Он попал в приют. Там пахло борщом и свежим хлебом. Валентина Семёновна приходила каждый день. Приносила книги. Говорила: «Ты имеешь право. Даже если весь мир против тебя».
Он читал. Впитывал. Клялся себе, что когда-нибудь протянет руку другим, таким же потерянным.
Сдал экзамены. Поступил в институт. Днём учился, ночью мыл коридоры. Не ныл. Не ломался. Стал адвокатом. И теперь защищал тех, у кого не осталось ни дома, ни голоса, ни надежды.
И вот однажды, спустя годы, в его кабинет вошли двое — сгорбленный мужчина и женщина с седыми косами. Он узнал их сразу. Отец и мать. Те, кто когда-то вытолкнул его в зимнюю ночь.
— Артём… прости… — пробормотал отец.
Он молчал. Внутри — ни гнева, ни тоски. Только ледяной, кристальный покой.

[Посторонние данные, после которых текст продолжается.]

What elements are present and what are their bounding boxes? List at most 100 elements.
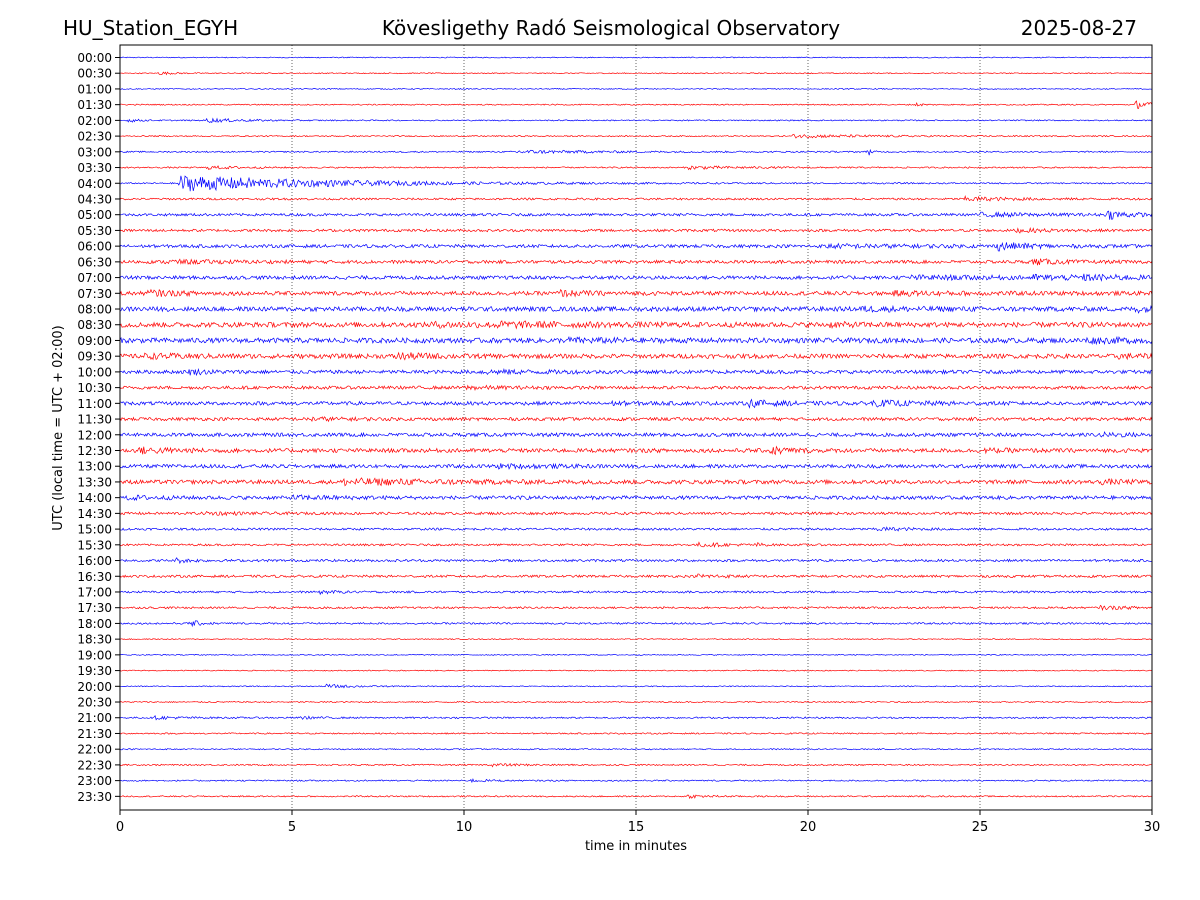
trace-0430: [119, 195, 1153, 202]
trace-0100: [119, 87, 1153, 90]
y-tick-label: 08:00: [77, 303, 112, 317]
trace-group: [119, 56, 1153, 800]
trace-0330: [119, 165, 1153, 171]
x-tick-label: 5: [288, 820, 296, 835]
y-tick-label: 17:30: [77, 601, 112, 615]
y-tick-label: 22:30: [77, 758, 112, 772]
chart-date: 2025-08-27: [1021, 16, 1137, 40]
vertical-grid: [291, 45, 981, 810]
trace-0830: [119, 320, 1153, 330]
x-tick-label: 0: [116, 820, 124, 835]
y-tick-label: 02:30: [77, 130, 112, 144]
y-tick-label: 03:30: [77, 161, 112, 175]
trace-0400: [119, 175, 1153, 192]
y-tick-label: 12:30: [77, 444, 112, 458]
x-axis-ticks: 0 5 10 15 20 25 30: [116, 810, 1160, 835]
y-tick-label: 17:00: [77, 585, 112, 599]
y-tick-label: 02:00: [77, 114, 112, 128]
y-tick-label: 09:00: [77, 334, 112, 348]
trace-1900: [119, 653, 1153, 656]
y-tick-label: 05:00: [77, 208, 112, 222]
trace-2330: [119, 794, 1153, 800]
x-tick-label: 30: [1144, 820, 1161, 835]
y-tick-label: 11:30: [77, 413, 112, 427]
y-tick-label: 23:00: [77, 774, 112, 788]
y-tick-label: 08:30: [77, 318, 112, 332]
trace-2100: [119, 715, 1153, 721]
trace-0030: [119, 71, 1153, 76]
y-tick-label: 00:30: [77, 67, 112, 81]
trace-1000: [119, 367, 1153, 377]
y-tick-label: 09:30: [77, 350, 112, 364]
y-tick-label: 07:30: [77, 287, 112, 301]
y-tick-label: 06:30: [77, 255, 112, 269]
trace-2000: [119, 683, 1153, 689]
y-tick-label: 21:30: [77, 727, 112, 741]
trace-2200: [119, 748, 1153, 751]
trace-1430: [119, 510, 1153, 517]
y-tick-label: 00:00: [77, 51, 112, 65]
y-tick-label: 18:00: [77, 617, 112, 631]
trace-1300: [119, 462, 1153, 471]
trace-1600: [119, 557, 1153, 565]
y-tick-label: 20:00: [77, 680, 112, 694]
trace-0900: [119, 335, 1153, 346]
plot-frame: [119, 44, 1153, 811]
trace-0930: [119, 351, 1153, 361]
trace-0800: [119, 304, 1153, 314]
trace-1200: [119, 430, 1153, 438]
y-tick-label: 22:00: [77, 743, 112, 757]
trace-1500: [119, 526, 1153, 532]
trace-1800: [119, 620, 1153, 628]
trace-0000: [119, 56, 1153, 59]
y-tick-label: 16:00: [77, 554, 112, 568]
trace-1700: [119, 590, 1153, 596]
trace-2300: [120, 778, 1153, 784]
trace-1100: [119, 398, 1153, 409]
y-tick-label: 07:00: [77, 271, 112, 285]
x-axis-label: time in minutes: [585, 839, 687, 854]
trace-1230: [119, 445, 1153, 456]
trace-0530: [119, 226, 1153, 234]
y-tick-label: 11:00: [77, 397, 112, 411]
trace-0230: [119, 133, 1153, 139]
x-tick-label: 25: [972, 820, 989, 835]
trace-0730: [119, 288, 1153, 298]
trace-1130: [119, 416, 1153, 423]
trace-1530: [119, 541, 1153, 548]
trace-1930: [119, 669, 1153, 672]
y-tick-label: 10:00: [77, 365, 112, 379]
chart-title: Kövesligethy Radó Seismological Observat…: [382, 16, 840, 40]
y-axis-label: UTC (local time = UTC + 02:00): [51, 325, 66, 530]
y-tick-label: 06:00: [77, 240, 112, 254]
trace-1830: [119, 638, 1153, 641]
trace-1630: [119, 573, 1153, 579]
y-tick-label: 01:30: [77, 98, 112, 112]
trace-1030: [119, 384, 1153, 392]
y-tick-label: 03:00: [77, 145, 112, 159]
y-tick-label: 15:00: [77, 523, 112, 537]
y-tick-label: 18:30: [77, 633, 112, 647]
y-tick-label: 10:30: [77, 381, 112, 395]
trace-1730: [119, 604, 1153, 612]
trace-2130: [119, 732, 1153, 735]
trace-1400: [119, 494, 1153, 501]
station-name: HU_Station_EGYH: [63, 16, 238, 40]
y-tick-label: 12:00: [77, 428, 112, 442]
y-tick-label: 16:30: [77, 570, 112, 584]
trace-0200: [119, 117, 1153, 124]
y-tick-label: 23:30: [77, 790, 112, 804]
x-tick-label: 15: [628, 820, 645, 835]
trace-0630: [119, 258, 1153, 266]
y-tick-label: 13:00: [77, 460, 112, 474]
trace-0130: [119, 100, 1153, 109]
y-tick-label: 19:00: [77, 648, 112, 662]
trace-0300: [119, 148, 1153, 156]
y-tick-label: 15:30: [77, 538, 112, 552]
y-tick-label: 20:30: [77, 696, 112, 710]
x-tick-label: 10: [456, 820, 473, 835]
y-tick-label: 05:30: [77, 224, 112, 238]
y-tick-label: 19:30: [77, 664, 112, 678]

— Простить — можно. Вернуть — нет. Я умер для вас тогда. И вы — для меня.
Он распахнул перед ними дверь.
— Уходите. И не возвращайтесь.
А сам вернулся к столу. К документам. К делу мальчишки, которого бросили все.
Потому что он знал, каково это — стоять в снегу босиком. И знал, как важно услышать в этот миг: «Ты не один».